By buying these out-of-the-money calls to open, speculators will profit with each step above the $5.20 mark (the strike plus the volume-weighted average price [VWAP] of $0.20) GRPN takes through January expiration. This breakeven level represents a steep 26% premium to the equity's current perch.
Expanding the scope, long calls have been in favor on GRPN for some time, as evidenced by data at the International Securities Exchange (ISE), Chicago Board Options Exchange (CBOE), and NASDAQ OMX PHLX (PHLX). During the course of the past 50 sessions, traders have bought to open more than four calls for every put. Plus, this call/put volume ratio of 4.33 ranks in the 99th percentile of its annual range, implying calls have been purchased over puts with more rapidity just 1% of the time within the last year.

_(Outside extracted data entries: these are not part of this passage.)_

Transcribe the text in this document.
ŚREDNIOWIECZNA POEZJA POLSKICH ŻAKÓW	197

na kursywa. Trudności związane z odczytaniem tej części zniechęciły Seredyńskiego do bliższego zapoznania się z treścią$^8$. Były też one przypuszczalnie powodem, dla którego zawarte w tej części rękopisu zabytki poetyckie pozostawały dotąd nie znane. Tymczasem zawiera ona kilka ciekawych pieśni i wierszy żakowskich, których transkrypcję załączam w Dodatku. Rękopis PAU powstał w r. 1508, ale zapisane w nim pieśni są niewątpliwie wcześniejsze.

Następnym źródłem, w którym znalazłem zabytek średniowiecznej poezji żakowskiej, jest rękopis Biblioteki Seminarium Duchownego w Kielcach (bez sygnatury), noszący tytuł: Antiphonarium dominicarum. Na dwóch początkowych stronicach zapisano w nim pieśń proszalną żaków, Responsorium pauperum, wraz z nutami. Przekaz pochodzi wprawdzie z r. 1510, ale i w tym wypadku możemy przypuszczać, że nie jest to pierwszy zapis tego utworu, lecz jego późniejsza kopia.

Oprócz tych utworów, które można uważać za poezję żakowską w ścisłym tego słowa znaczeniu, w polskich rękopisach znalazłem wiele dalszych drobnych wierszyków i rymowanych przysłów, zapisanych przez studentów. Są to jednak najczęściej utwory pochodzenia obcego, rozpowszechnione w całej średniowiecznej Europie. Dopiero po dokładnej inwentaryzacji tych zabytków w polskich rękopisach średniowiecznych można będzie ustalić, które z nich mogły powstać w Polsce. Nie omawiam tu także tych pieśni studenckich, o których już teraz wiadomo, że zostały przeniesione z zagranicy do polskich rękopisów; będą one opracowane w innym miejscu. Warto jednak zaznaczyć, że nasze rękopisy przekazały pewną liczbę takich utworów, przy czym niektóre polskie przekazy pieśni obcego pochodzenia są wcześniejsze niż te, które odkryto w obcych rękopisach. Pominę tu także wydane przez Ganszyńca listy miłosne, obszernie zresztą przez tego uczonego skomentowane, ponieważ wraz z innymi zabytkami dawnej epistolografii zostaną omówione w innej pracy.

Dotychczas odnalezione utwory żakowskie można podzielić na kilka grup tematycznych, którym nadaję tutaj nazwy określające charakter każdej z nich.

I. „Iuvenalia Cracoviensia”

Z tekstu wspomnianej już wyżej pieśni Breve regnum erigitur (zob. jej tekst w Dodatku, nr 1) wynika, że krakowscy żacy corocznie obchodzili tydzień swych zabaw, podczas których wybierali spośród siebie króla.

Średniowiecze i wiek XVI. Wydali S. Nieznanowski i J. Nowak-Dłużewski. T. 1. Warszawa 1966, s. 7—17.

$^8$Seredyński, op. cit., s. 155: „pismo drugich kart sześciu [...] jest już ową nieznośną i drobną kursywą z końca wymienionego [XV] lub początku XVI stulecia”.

Technically, GRPN has been a well-documented laggard on the charts, with the stock losing almost 80% of its value on a year-to-date basis. The equity's dismal price action has been highlighted by its 60-day moving average, which has ushered GRPN lower since early February. However, the stock has shown some signs of life in recent weeks, and has added nearly 59% since hitting an annual low of $2.60 on Nov. 12.
In light of this rebound, this recent rush toward calls may be indicative of short sellers initiating hedges on their bearish bets. Short sellers increased their pessimistic positions by 35% over the last two reporting periods, and short interest now accounts for more than one-fifth of the stock's available float.
What's more, if today's volume at the out-of-the-money January 2013 5-strike call is indeed short sellers hedging, they are getting this options-related insurance at a discount. IV at this strike is currently deflated compared to its 40-day historical (realized) volatility (88% vs. 118%). In other words, this near-term option is priced relatively cheaply at the moment.